Advanced packaging has become one of the most critical links in the chipmaking process, especially for high-performance computing and AI workloads that rely on stacking and connecting multiple dies efficiently. CoWoS, widely used for integrating GPUs, AI accelerators, and high-bandwidth memory, has been under intense pressure as demand keeps climbing. When supply is constrained at the most popular source, the rest of the ecosystem moves quickly—designers seek backup options, and packaging specialists accelerate expansion to capture that demand.
Taiwan’s leading OSATs are responding by expanding advanced packaging capacity and upgrading equipment to handle more complex production requirements.

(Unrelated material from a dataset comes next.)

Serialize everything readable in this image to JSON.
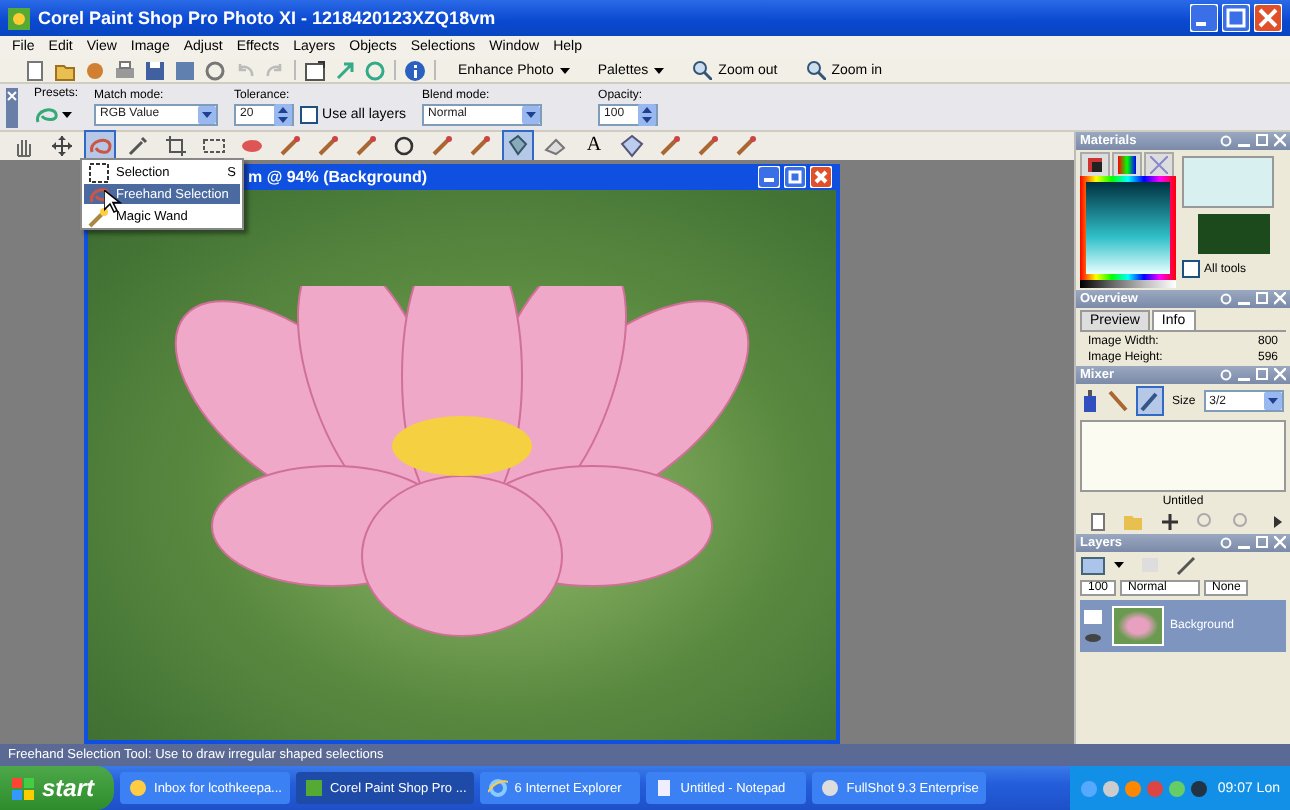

These investments are aimed at supporting next-generation chip architectures that require sophisticated interconnects, higher throughput, and better thermal and power performance. In practical terms, this means more production lines, more tools, and more capability to package cutting-edge chips at scale.
For the broader semiconductor market, the implications are significant. First, it signals that advanced packaging will remain a top priority investment area, not a temporary surge. Second, it suggests that platform vendors and chip designers are actively diversifying packaging supply chains to reduce the risk of delays tied to a single constrained technology line. And third, it reinforces Taiwan’s position as a global hub not only for wafer fabrication, but also for the advanced packaging and testing crucial to bringing AI and high-end computing chips to market.
As these capital spending programs roll out, the industry will be watching how quickly new capacity comes online and whether it meaningfully eases the CoWoS squeeze. Even with aggressive expansion, demand for advanced packaging is expected to stay strong through 2026, keeping competition intense and making supply chain planning a key differentiator for companies racing to deliver next-wave AI and HPC products.